À peine investi à la tête du Bénin, le président Romuald Wadagni a entamé, le 1er juin 2026, une tournée diplomatique stratégique dans plusieurs pays de l’Alliance des États du Sahel (AES), notamment le Niger et le Burkina Faso, ainsi que dans des États membres influents de la CEDEAO, tels que le Nigeria et la Côte d’Ivoire.
Cette intense activité diplomatique, engagée dès les premiers jours de son mandat, suscite de nombreuses interrogations. Pourquoi le nouveau chef de l’État béninois multiplie-t-il les déplacements et les consultations avec les principales capitales de l’AES et de la CEDEAO ?
Réparer la fracture entre le Bénin et les pays de l’AES
Depuis le coup d’État survenu au Niger en 2023, les relations entre Cotonou et Niamey se sont considérablement détériorées. Les tensions liées à la fermeture de la frontière, au fonctionnement du pipeline Niger-Bénin et aux accusations réciproques sur les questions sécuritaires ont installé un climat de méfiance durable entre les deux pays.
Lors de son investiture, Romuald Wadagni a clairement affiché sa volonté de tourner cette page. En appelant à un rapprochement entre la CEDEAO et l’AES, il a souligné que les défis sécuritaires auxquels fait face l’Afrique de l’Ouest imposent davantage de coopération que de divisions.
La présence remarquée de délégations du Mali, du Burkina Faso et du Niger à sa cérémonie d’investiture a d’ailleurs été perçue comme un premier signe d’apaisement et de reprise du dialogue.
Faire du Bénin un pont entre l’AES et la CEDEAO
Au-delà de la normalisation des relations bilatérales, le président béninois semble vouloir repositionner son pays comme un acteur de médiation entre les deux grands ensembles régionaux.
Tout en réaffirmant l’attachement du Bénin à la CEDEAO, il tend la main aux États sahéliens qui ont choisi de quitter l’organisation sous-régionale.
Cette démarche traduit une volonté de privilégier le dialogue, de réduire les incompréhensions et de favoriser une coopération pragmatique sur les questions d’intérêt commun.
Dans cette perspective, les étapes d’Abuja, de Ouagadougou, de Niamey et d’Abidjan revêtent une forte portée symbolique. Elles témoignent de la volonté du nouveau président de parler à tous les acteurs majeurs de la région et de contribuer à la reconstruction de la confiance entre les deux blocs.
Préserver les intérêts économiques du Bénin
Cette offensive diplomatique répond également à des impératifs économiques.
Le Bénin demeure un important carrefour commercial pour plusieurs pays sahéliens.
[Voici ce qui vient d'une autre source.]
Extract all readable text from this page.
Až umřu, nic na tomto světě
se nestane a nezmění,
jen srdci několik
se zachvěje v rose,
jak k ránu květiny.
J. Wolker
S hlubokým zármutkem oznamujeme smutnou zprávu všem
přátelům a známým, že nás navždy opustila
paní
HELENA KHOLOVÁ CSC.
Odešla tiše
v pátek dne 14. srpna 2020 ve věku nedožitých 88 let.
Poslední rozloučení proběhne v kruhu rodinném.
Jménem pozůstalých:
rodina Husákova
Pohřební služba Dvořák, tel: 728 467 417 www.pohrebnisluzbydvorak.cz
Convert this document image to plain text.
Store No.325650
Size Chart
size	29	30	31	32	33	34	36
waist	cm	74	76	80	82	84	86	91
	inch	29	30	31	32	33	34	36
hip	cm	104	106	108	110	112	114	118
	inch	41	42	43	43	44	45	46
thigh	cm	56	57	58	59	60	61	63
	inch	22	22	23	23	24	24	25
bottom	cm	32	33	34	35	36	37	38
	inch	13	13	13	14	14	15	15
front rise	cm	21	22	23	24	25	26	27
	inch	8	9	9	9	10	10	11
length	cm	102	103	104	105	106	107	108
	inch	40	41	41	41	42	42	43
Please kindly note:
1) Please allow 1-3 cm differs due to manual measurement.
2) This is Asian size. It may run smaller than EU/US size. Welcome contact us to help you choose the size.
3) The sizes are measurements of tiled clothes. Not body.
La fluidité des échanges avec le Niger est notamment essentielle pour le transit des marchandises, des produits énergétiques et des flux logistiques transitant par le port de Cotonou.
Une détente durable entre les deux pays permettrait non seulement de relancer les échanges commerciaux, mais aussi de renforcer l’attractivité du Bénin comme plateforme économique régionale.
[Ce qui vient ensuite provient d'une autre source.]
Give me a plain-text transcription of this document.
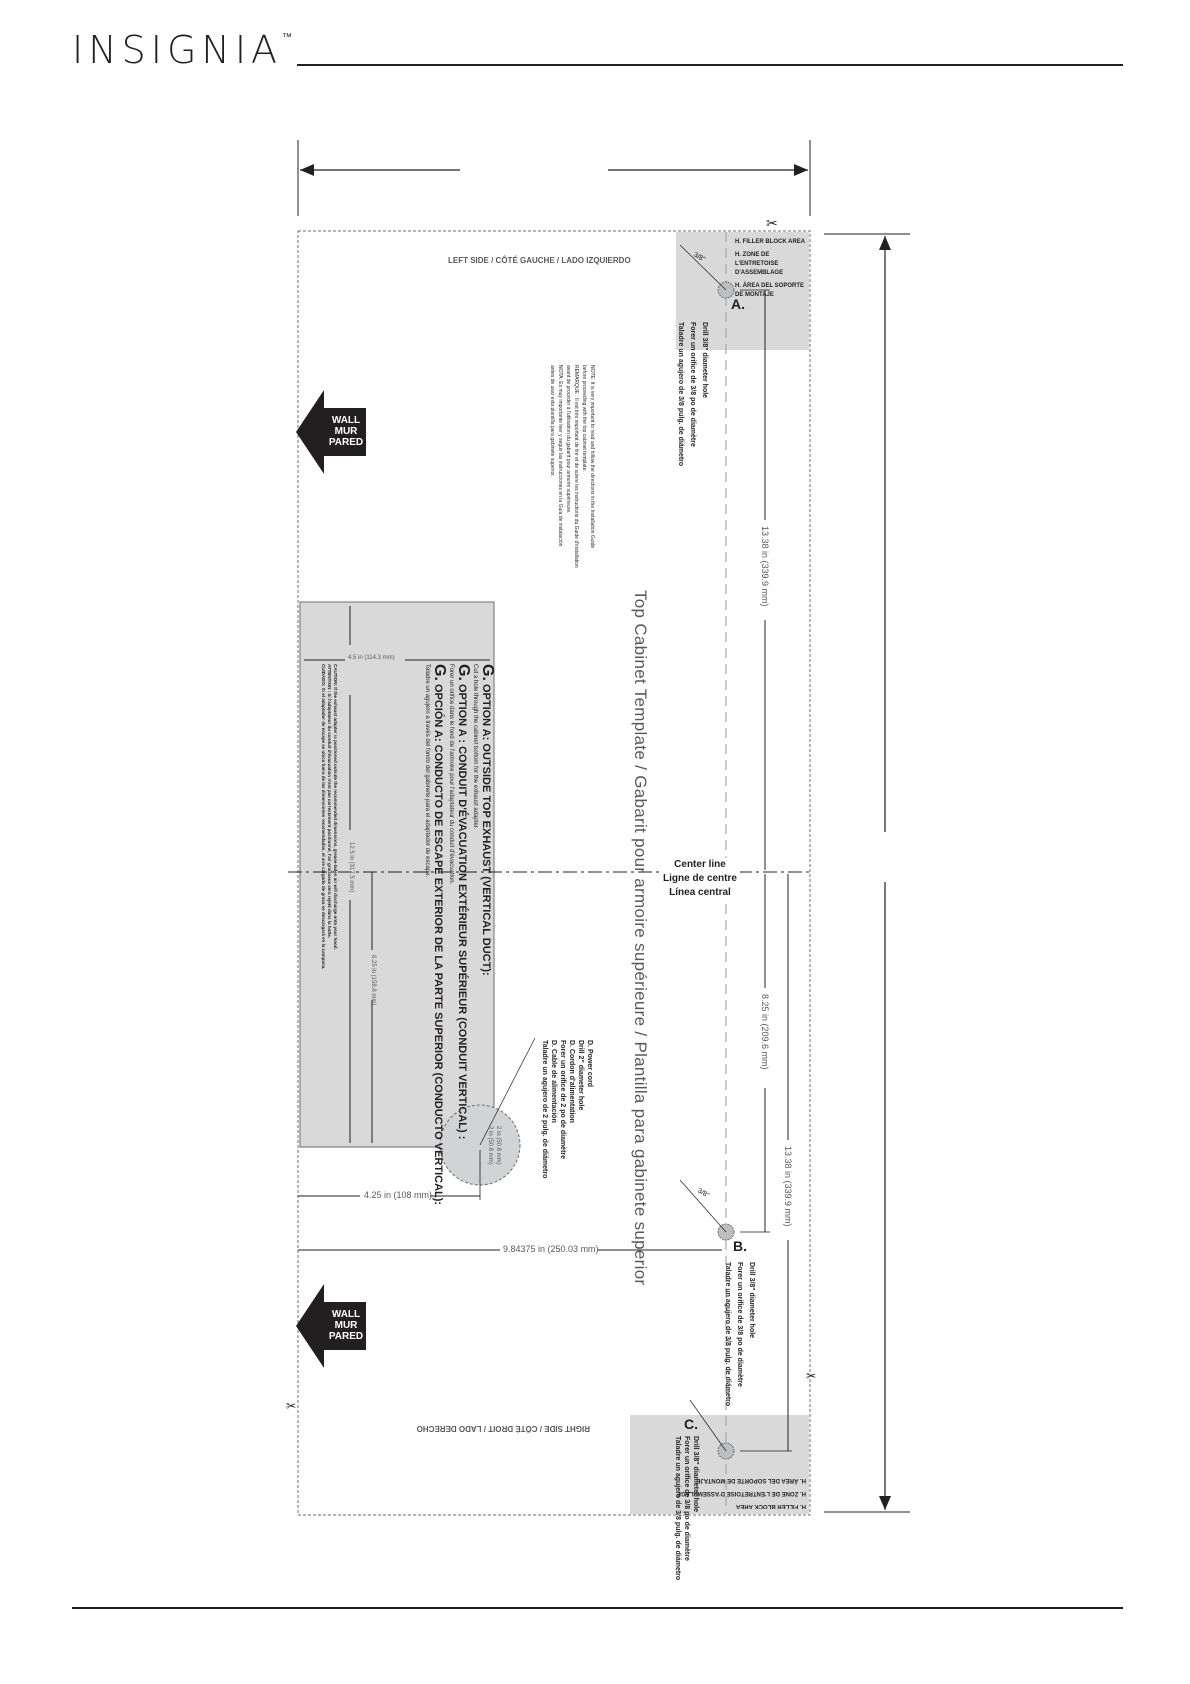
INSIGNIA™
✂
✂
✂
WALL
MUR
PARED
WALL
MUR
PARED
LEFT SIDE / CÔTÉ GAUCHE / LADO IZQUIERDO
RIGHT SIDE / CÔTÉ DROIT / LADO DERECHO
Top Cabinet Template / Gabarit pour armoire supérieure / Plantilla para gabinete superior	Center line
Ligne de centre
Línea central
H. FILLER BLOCK AREA
H. ZONE DE L'ENTRETOISE D'ASSEMBLAGE
H. ÁREA DEL SOPORTE DE MONTAJE
H. FILLER BLOCK AREA
H. ZONE DE L'ENTRETOISE D'ASSEMBLAGE
H. ÁREA DEL SOPORTE DE MONTAJE
A.
Drill 3/8" diameter hole
Forer un orifice de 3/8 po de diamètre
Taladre un agujero de 3/8 pulg. de diámetro
3/8"
B.
Drill 3/8" diameter hole
Forer un orifice de 3/8 po de diamètre
Taladre un agujero de 3/8 pulg. de diámetro
3/8"
C.
Drill 3/8" diameter hole
Forer un orifice de 3/8 po de diamètre
Taladre un agujero de 3/8 pulg. de diámetro
D. Power cord
Drill 2" diameter hole
D. Cordon d'alimentation
Forer un orifice de 2 po de diamètre
D. Cable de alimentación
Taladre un agujero de 2 pulg. de diámetro
2 in (50.8 mm)
2 in (50.8 mm)
NOTE: It is very important to read and follow the directions in the Installation Guide
before proceeding with the top cabinet template.
REMARQUE : Il est très important de lire et de suivre les instructions du Guide d'installation
avant de procéder à l'utilisation du gabarit pour armoire supérieure.
NOTA: Es muy importante leer y seguir las instrucciones en la Guía de instalación
antes de usar esta plantilla para gabinete superior.
G. OPTION A: OUTSIDE TOP EXHAUST (VERTICAL DUCT):
Cut a hole through the cabinet bottom for the exhaust adapter.
G. OPTION A : CONDUIT D'ÉVACUATION EXTÉRIEUR SUPÉRIEUR (CONDUIT VERTICAL) :
Forer un orifice dans le fond de l'armoire pour l'adaptateur du conduit d'évacuation.
G. OPCIÓN A: CONDUCTO DE ESCAPE EXTERIOR DE LA PARTE SUPERIOR (CONDUCTO VERTICAL):
Taladre un agujero a través del fondo del gabinete para el adaptador de escape.
CAUTION: If the exhaust adapter is positioned outside the recommended dimensions, grease-laden air will discharge onto your hood.
ATTENTION : Si l'adaptateur du conduit d'évacuation n'est pas correctement positionné, l'air graisseux sera rejeté dans la hotte.
CUIDADO: Si el adaptador de escape se ubica fuera de las dimensiones recomendadas, el aire cargado de grasa se descargará en la campana.
13.38 in (339.9 mm)
8.25 in (209.6 mm)
13.38 in (339.9 mm)
4.5 in (114.3 mm)
12.5 in (317.5 mm)
6.25 in (158.8 mm)
4.25 in (108 mm)
9.84375 in (250.03 mm)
Affirmer rapidement son leadership régional
Comme tout nouveau chef d’État, Romuald Wadagni cherche également à imprimer sa marque sur la scène diplomatique régionale.
Connu pour son profil de technocrate et d’ancien ministre des Finances, il entend manifestement démontrer que son action ne se limitera pas aux réformes économiques. En engageant une série de consultations de haut niveau dès le début de son mandat, il affiche son ambition de jouer un rôle actif dans les grands dossiers politiques, sécuritaires et économiques de l’Afrique de l’Ouest.
Pourquoi Abidjan ?
Parmi les différentes étapes de cette tournée, Abidjan occupe une place particulière.
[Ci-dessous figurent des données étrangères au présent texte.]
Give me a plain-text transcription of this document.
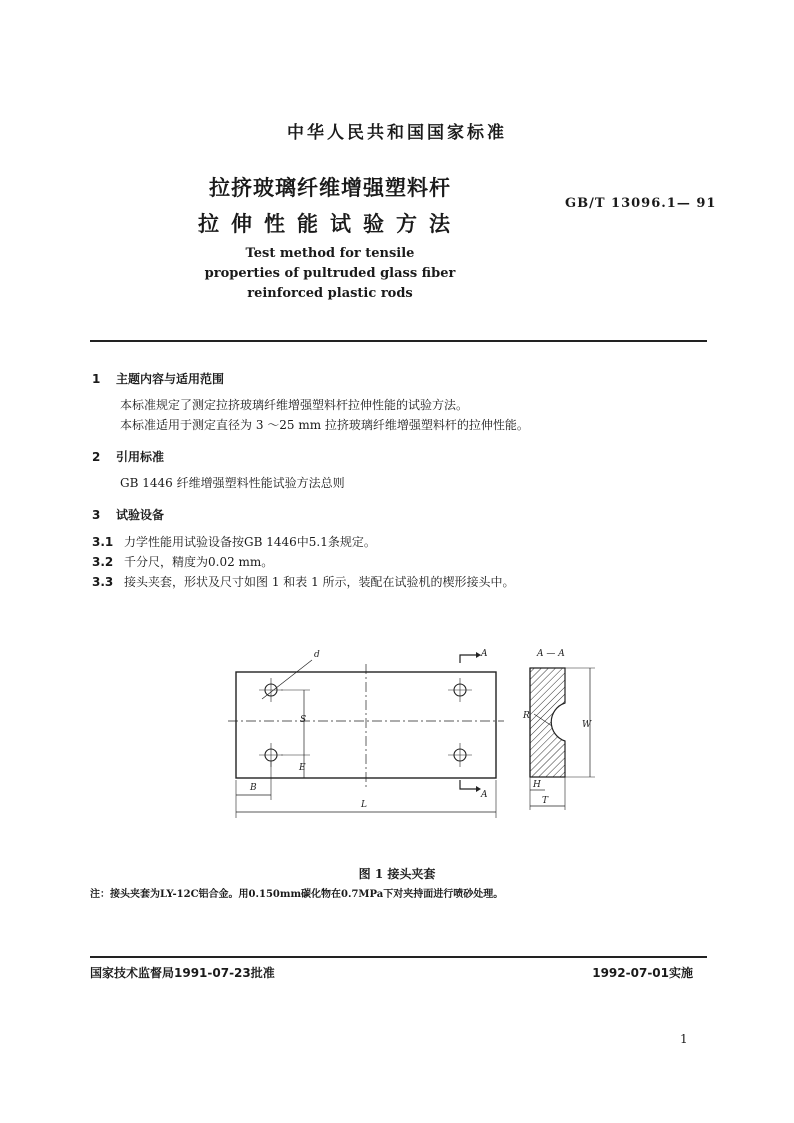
中华人民共和国国家标准
拉挤玻璃纤维增强塑料杆
拉伸性能试验方法
GB/T 13096.1— 91
Test method for tensile
properties of pultruded glass fiber
reinforced plastic rods
1 主题内容与适用范围
本标准规定了测定拉挤玻璃纤维增强塑料杆拉伸性能的试验方法。
本标准适用于测定直径为 3 ～25 mm 拉挤玻璃纤维增强塑料杆的拉伸性能。
2 引用标准
GB 1446 纤维增强塑料性能试验方法总则
3 试验设备
3.1 力学性能用试验设备按GB 1446中5.1条规定。
3.2 千分尺，精度为0.02 mm。
3.3 接头夹套，形状及尺寸如图 1 和表 1 所示，装配在试验机的楔形接头中。
d	A
A
A — A
S
E
B
L
R
W
H
T
图 1 接头夹套
注：接头夹套为LY-12C铝合金。用0.150mm碳化物在0.7MPa下对夹持面进行喷砂处理。
国家技术监督局1991-07-23批准	1992-07-01实施
1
La Côte d’Ivoire demeure l’une des principales puissances économiques et diplomatiques de la sous-région. Une rencontre avec le président Alassane Ouattara permettrait à Romuald Wadagni de consolider ses relations avec l’un des États les plus influents de la CEDEAO, tout en rassurant ses partenaires sur la volonté du Bénin de demeurer un acteur engagé au sein de l’organisation régionale.
Cette visite s’inscrit ainsi dans une stratégie d’équilibre consistant à maintenir des relations solides avec les pays de la CEDEAO tout en poursuivant l’ouverture engagée en direction des États de l’AES.
Une diplomatie de réconciliation et de pragmatisme
En définitive, la tournée régionale du président Romuald Wadagni répond à une triple ambition : réconcilier les voisins ouest-africains, défendre les intérêts économiques du Bénin et renforcer son influence diplomatique dans la sous-région.
À travers cette démarche, le nouveau chef de l’État semble porter une conviction forte. En effet, face aux défis du terrorisme, de l’intégration économique et de la stabilité politique, l’avenir de l’Afrique de l’Ouest repose davantage sur le dialogue et la coopération que sur la confrontation et les ruptures institutionnelles.